Пока я во весь опор скакал по узкой, заросшей травой дороге, пересекающей Ла-Манчу, моими единственными проводниками были звезды на безлунном куполе неба. Равнина тонула во мраке. В груди, словно утлая лодчонка в шторм, металась ярость. Я пришпорил коня и хлестнул его плетью. Жеребец захрапел; дробные удары копыт о гальку нарушали сельскую тишину, отдаваясь в голове пульсирующей болью.
– Але, але! – Я все сильней стегал коня. Надо во что бы то ни стало обогнать судебного пристава и его людей.
Прошлой ночью я играл в карты в андалузской таверне. Антонио де Сигура – инженер, приглашенный двором для прокладки дорог, – довольно быстро спустил кругленькую сумму. В крови у меня было слишком много вина, а в желудке – чересчур мало пищи, и я решил удалиться, хотя удача была на моей стороне. Инженер настаивал, чтобы я дал ему отыграться. Получив отказ, он во всеуслышание спросил:
– И почему я не удивлен, Мигель Сервантес? Глупо ждать высоких манер от выходца из низкого рода!
Вокруг захихикали. Я вскочил, пинком выбив ножку стола, и решительно потребовал объяснений.
– Твой отец – вонючий еврей и бывший каторжник, – гаркнул Антонио. – А сестра – шлюха!
Схватив кувшин, я с размаху опустил его на голову инженеру.
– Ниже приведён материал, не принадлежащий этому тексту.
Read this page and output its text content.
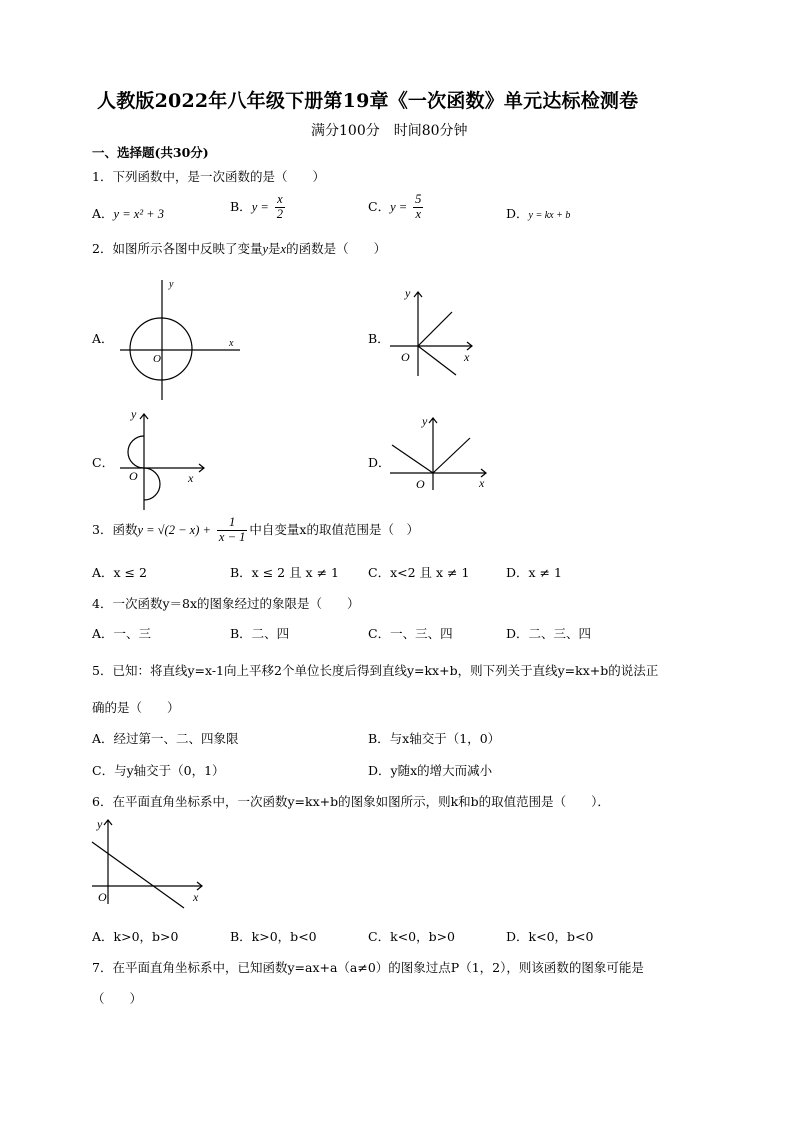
人教版2022年八年级下册第19章《一次函数》单元达标检测卷
满分100分　时间80分钟
一、选择题(共30分)
1．下列函数中，是一次函数的是（　　）
A．y = x² + 3
B．$y = \frac{x}{2}$	C．$y = \frac{5}{x}$	D．y = kx + b
2．如图所示各图中反映了变量y是x的函数是（　　）
A．
y
x
O
B．
y
x
O
C．
y
x
O
D．
y
x
O
3．函数$y = √(2 - x) + \frac{1}{x - 1}$ 中自变量x的取值范围是（　）
A．x ≤ 2	B．x ≤ 2 且 x ≠ 1 C．x<2 且 x ≠ 1	D．x ≠ 1
4．一次函数y＝8x的图象经过的象限是（　　）
A．一、三	B．二、四	C．一、三、四	D．二、三、四
5．已知：将直线y=x-1向上平移2个单位长度后得到直线y=kx+b，则下列关于直线y=kx+b的说法正
确的是（　　）
A．经过第一、二、四象限	B．与x轴交于（1，0）
C．与y轴交于（0，1）	D．y随x的增大而减小
6．在平面直角坐标系中，一次函数y=kx+b的图象如图所示，则k和b的取值范围是（　　）．
y
x
O
A．k>0，b>0	B．k>0，b<0	C．k<0，b>0	D．k<0，b<0
7．在平面直角坐标系中，已知函数y=ax+a（a≠0）的图象过点P（1，2），则该函数的图象可能是
（　　）
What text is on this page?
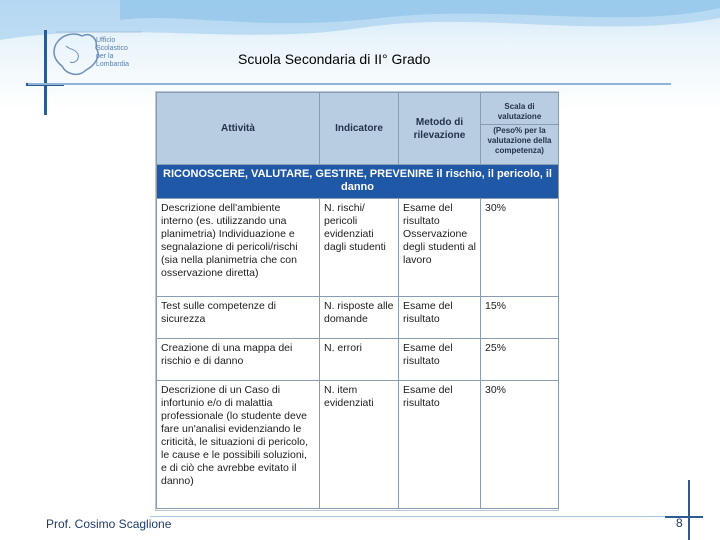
Ufficio
Scolastico
per la
Lombardia	Scuola Secondaria di II° Grado
Attività	Indicatore	Metodo di rilevazione	Scala di valutazione
(Peso% per la valutazione della competenza)

RICONOSCERE, VALUTARE, GESTIRE, PREVENIRE il rischio, il pericolo, il danno			
Descrizione dell'ambiente interno (es. utilizzando una planimetria) Individuazione e segnalazione di pericoli/rischi (sia nella planimetria che con osservazione diretta)	N. rischi/ pericoli evidenziati dagli studenti	Esame del risultato Osservazione degli studenti al lavoro	30%
Test sulle competenze di sicurezza	N. risposte alle domande	Esame del risultato	15%
Creazione di una mappa dei rischio e di danno	N. errori	Esame del risultato	25%
Descrizione di un Caso di infortunio e/o di malattia professionale (lo studente deve fare un'analisi evidenziando le criticità, le situazioni di pericolo, le cause e le possibili soluzioni, e di ciò che avrebbe evitato il danno)	N. item evidenziati	Esame del risultato	30%
Prof. Cosimo Scaglione	8
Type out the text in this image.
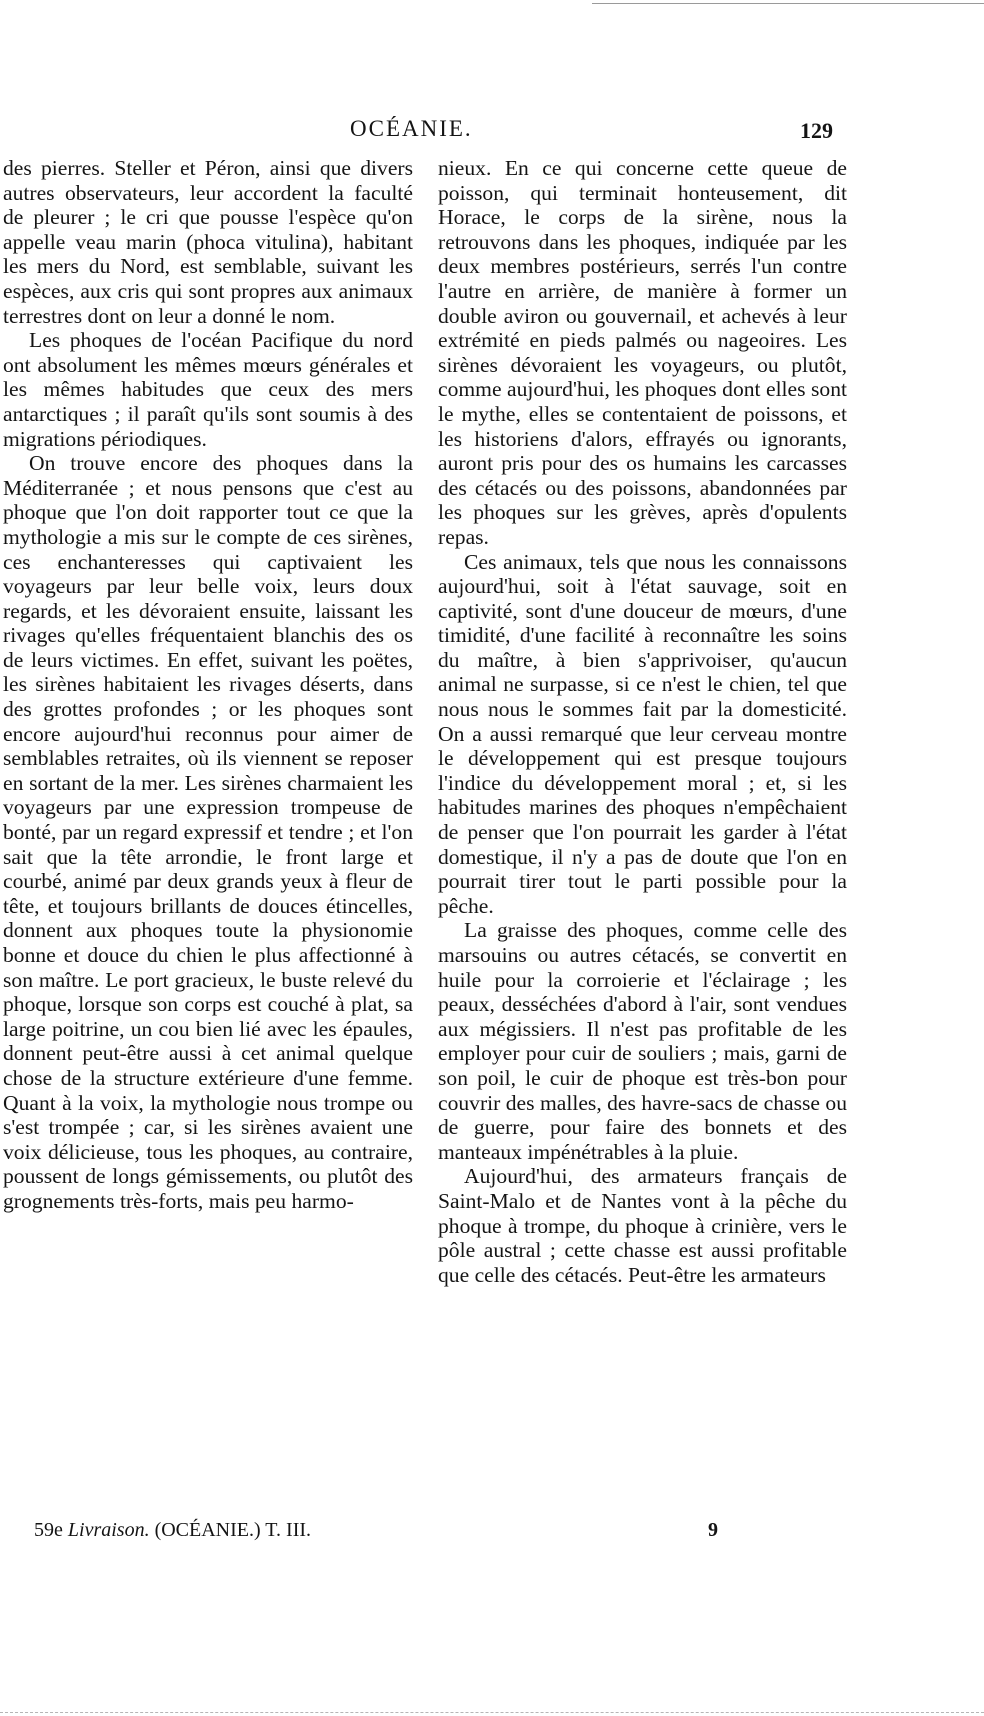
OCÉANIE.	129

des pierres. Steller et Péron, ainsi que divers autres observateurs, leur accordent la faculté de pleurer ; le cri que pousse l'espèce qu'on appelle veau marin (phoca vitulina), habitant les mers du Nord, est semblable, suivant les espèces, aux cris qui sont propres aux animaux terrestres dont on leur a donné le nom.

Les phoques de l'océan Pacifique du nord ont absolument les mêmes mœurs générales et les mêmes habitudes que ceux des mers antarctiques ; il paraît qu'ils sont soumis à des migrations périodiques.

On trouve encore des phoques dans la Méditerranée ; et nous pensons que c'est au phoque que l'on doit rapporter tout ce que la mythologie a mis sur le compte de ces sirènes, ces enchanteresses qui captivaient les voyageurs par leur belle voix, leurs doux regards, et les dévoraient ensuite, laissant les rivages qu'elles fréquentaient blanchis des os de leurs victimes. En effet, suivant les poëtes, les sirènes habitaient les rivages déserts, dans des grottes profondes ; or les phoques sont encore aujourd'hui reconnus pour aimer de semblables retraites, où ils viennent se reposer en sortant de la mer. Les sirènes charmaient les voyageurs par une expression trompeuse de bonté, par un regard expressif et tendre ; et l'on sait que la tête arrondie, le front large et courbé, animé par deux grands yeux à fleur de tête, et toujours brillants de douces étincelles, donnent aux phoques toute la physionomie bonne et douce du chien le plus affectionné à son maître. Le port gracieux, le buste relevé du phoque, lorsque son corps est couché à plat, sa large poitrine, un cou bien lié avec les épaules, donnent peut-être aussi à cet animal quelque chose de la structure extérieure d'une femme. Quant à la voix, la mythologie nous trompe ou s'est trompée ; car, si les sirènes avaient une voix délicieuse, tous les phoques, au contraire, poussent de longs gémissements, ou plutôt des grognements très-forts, mais peu harmo-

nieux. En ce qui concerne cette queue de poisson, qui terminait honteusement, dit Horace, le corps de la sirène, nous la retrouvons dans les phoques, indiquée par les deux membres postérieurs, serrés l'un contre l'autre en arrière, de manière à former un double aviron ou gouvernail, et achevés à leur extrémité en pieds palmés ou nageoires. Les sirènes dévoraient les voyageurs, ou plutôt, comme aujourd'hui, les phoques dont elles sont le mythe, elles se contentaient de poissons, et les historiens d'alors, effrayés ou ignorants, auront pris pour des os humains les carcasses des cétacés ou des poissons, abandonnées par les phoques sur les grèves, après d'opulents repas.

Ces animaux, tels que nous les connaissons aujourd'hui, soit à l'état sauvage, soit en captivité, sont d'une douceur de mœurs, d'une timidité, d'une facilité à reconnaître les soins du maître, à bien s'apprivoiser, qu'aucun animal ne surpasse, si ce n'est le chien, tel que nous nous le sommes fait par la domesticité. On a aussi remarqué que leur cerveau montre le développement qui est presque toujours l'indice du développement moral ; et, si les habitudes marines des phoques n'empêchaient de penser que l'on pourrait les garder à l'état domestique, il n'y a pas de doute que l'on en pourrait tirer tout le parti possible pour la pêche.

La graisse des phoques, comme celle des marsouins ou autres cétacés, se convertit en huile pour la corroierie et l'éclairage ; les peaux, desséchées d'abord à l'air, sont vendues aux mégissiers. Il n'est pas profitable de les employer pour cuir de souliers ; mais, garni de son poil, le cuir de phoque est très-bon pour couvrir des malles, des havre-sacs de chasse ou de guerre, pour faire des bonnets et des manteaux impénétrables à la pluie.

Aujourd'hui, des armateurs français de Saint-Malo et de Nantes vont à la pêche du phoque à trompe, du phoque à crinière, vers le pôle austral ; cette chasse est aussi profitable que celle des cétacés. Peut-être les armateurs

59e Livraison. (OCÉANIE.) T. III.	9
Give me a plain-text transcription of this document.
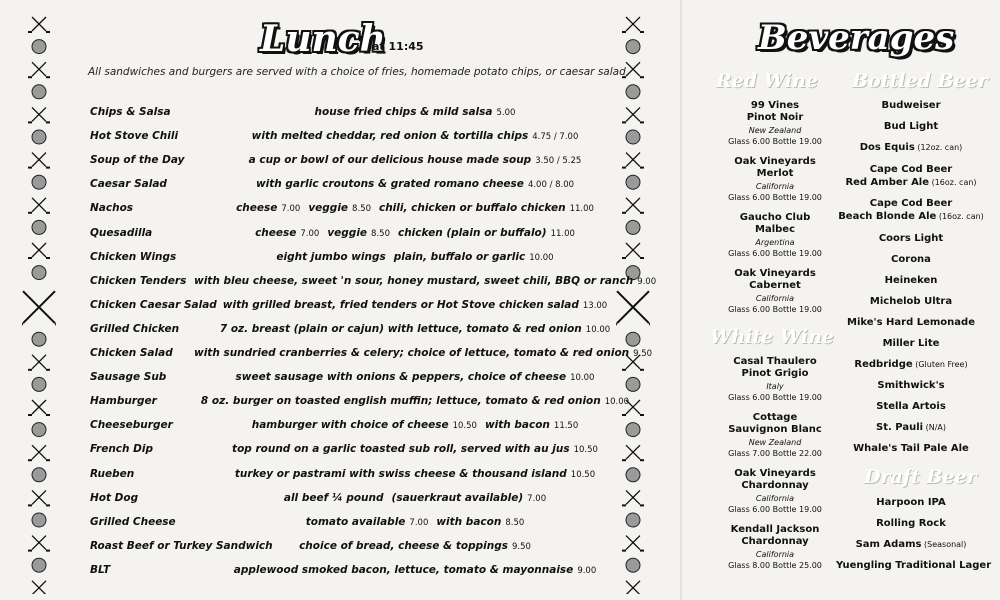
Lunch
at 11:45
All sandwiches and burgers are served with a choice of fries, homemade potato chips, or caesar salad
Chips & Salsa	house fried chips & mild salsa 5.00
Hot Stove Chili	with melted cheddar, red onion & tortilla chips 4.75 / 7.00
Soup of the Day	a cup or bowl of our delicious house made soup 3.50 / 5.25
Caesar Salad	with garlic croutons & grated romano cheese 4.00 / 8.00
Nachos	cheese 7.00 veggie 8.50 chili, chicken or buffalo chicken 11.00
Quesadilla	cheese 7.00 veggie 8.50 chicken (plain or buffalo) 11.00
Chicken Wings	eight jumbo wings plain, buffalo or garlic 10.00
Chicken Tenders with bleu cheese, sweet 'n sour, honey mustard, sweet chili, BBQ or ranch 9.00
Chicken Caesar Salad with grilled breast, fried tenders or Hot Stove chicken salad 13.00
Grilled Chicken	7 oz. breast (plain or cajun) with lettuce, tomato & red onion 10.00
Chicken Salad	with sundried cranberries & celery; choice of lettuce, tomato & red onion 9.50
Sausage Sub	sweet sausage with onions & peppers, choice of cheese 10.00
Hamburger	8 oz. burger on toasted english muffin; lettuce, tomato & red onion 10.00
Cheeseburger	hamburger with choice of cheese 10.50 with bacon 11.50
French Dip	top round on a garlic toasted sub roll, served with au jus 10.50
Rueben	turkey or pastrami with swiss cheese & thousand island 10.50
Hot Dog	all beef ¼ pound (sauerkraut available) 7.00
Grilled Cheese	tomato available 7.00 with bacon 8.50
Roast Beef or Turkey Sandwich	choice of bread, cheese & toppings 9.50
BLT	applewood smoked bacon, lettuce, tomato & mayonnaise 9.00
Beverages
Red Wine
White Wine
Bottled Beer
Draft Beer
99 Vines
Pinot Noir
New Zealand
Glass 6.00 Bottle 19.00
Oak Vineyards
Merlot
California
Glass 6.00 Bottle 19.00
Gaucho Club
Malbec
Argentina
Glass 6.00 Bottle 19.00
Oak Vineyards
Cabernet
California
Glass 6.00 Bottle 19.00
Casal Thaulero
Pinot Grigio
Italy
Glass 6.00 Bottle 19.00
Cottage
Sauvignon Blanc
New Zealand
Glass 7.00 Bottle 22.00
Oak Vineyards
Chardonnay
California
Glass 6.00 Bottle 19.00
Kendall Jackson
Chardonnay
California
Glass 8.00 Bottle 25.00
Budweiser
Bud Light
Dos Equis (12oz. can)
Cape Cod Beer
Red Amber Ale (16oz. can)
Cape Cod Beer
Beach Blonde Ale (16oz. can)
Coors Light
Corona
Heineken
Michelob Ultra
Mike's Hard Lemonade
Miller Lite
Redbridge (Gluten Free)
Smithwick's
Stella Artois
St. Pauli (N/A)
Whale's Tail Pale Ale
Harpoon IPA
Rolling Rock
Sam Adams (Seasonal)
Yuengling Traditional Lager
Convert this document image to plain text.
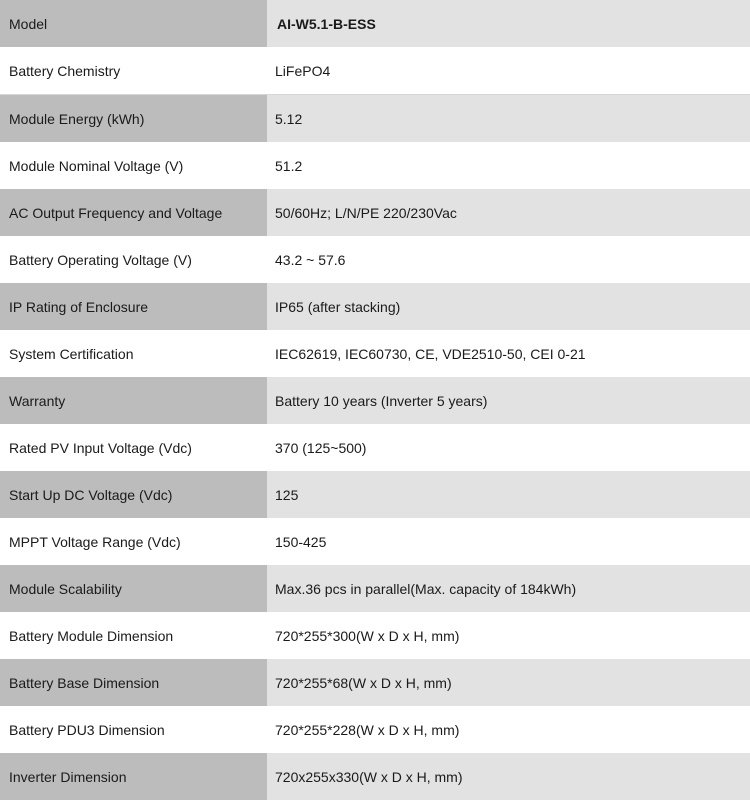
Model	AI-W5.1-B-ESS
Battery Chemistry	LiFePO4
Module Energy (kWh)	5.12
Module Nominal Voltage (V)	51.2
AC Output Frequency and Voltage	50/60Hz; L/N/PE 220/230Vac
Battery Operating Voltage (V)	43.2 ~ 57.6
IP Rating of Enclosure	IP65 (after stacking)
System Certification	IEC62619, IEC60730, CE, VDE2510-50, CEI 0-21
Warranty	Battery 10 years (Inverter 5 years)
Rated PV Input Voltage (Vdc)	370 (125~500)
Start Up DC Voltage (Vdc)	125
MPPT Voltage Range (Vdc)	150-425
Module Scalability	Max.36 pcs in parallel(Max. capacity of 184kWh)
Battery Module Dimension	720*255*300(W x D x H, mm)
Battery Base Dimension	720*255*68(W x D x H, mm)
Battery PDU3 Dimension	720*255*228(W x D x H, mm)
Inverter Dimension	720x255x330(W x D x H, mm)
Стол перевернулся. При виде лица Антонио, залитого вином и кровью, я почувствовал, что кишки мои готовы опорожниться, не считаясь ни с местом действия, ни с наличием штанов. Дрожа, я ждал ответного движения де Сигуры. Он промокнул глаза платком – а затем вытащил из-за пояса пистолет. Как простолюдин я не имел права носить оружие. Но друг мой Луис Лара тут же выхватил шпагу из ножен и перебросил мне. И едва де Сигура навел на меня пистолетное дуло, как я всадил ему клинок в правое плечо.
Он рухнул на колени; из спины торчало уродливое багровое острие, разинутый рот напоминал огромную букву О. Едва он начал заваливаться на бок, как я выдернул шпагу и швырнул ее на пол. Молниеносность произошедшего потрясла меня самого. Народ тут же бросился прочь из таверны, крича: «Бежим, бежим, пока пристав не приехал!»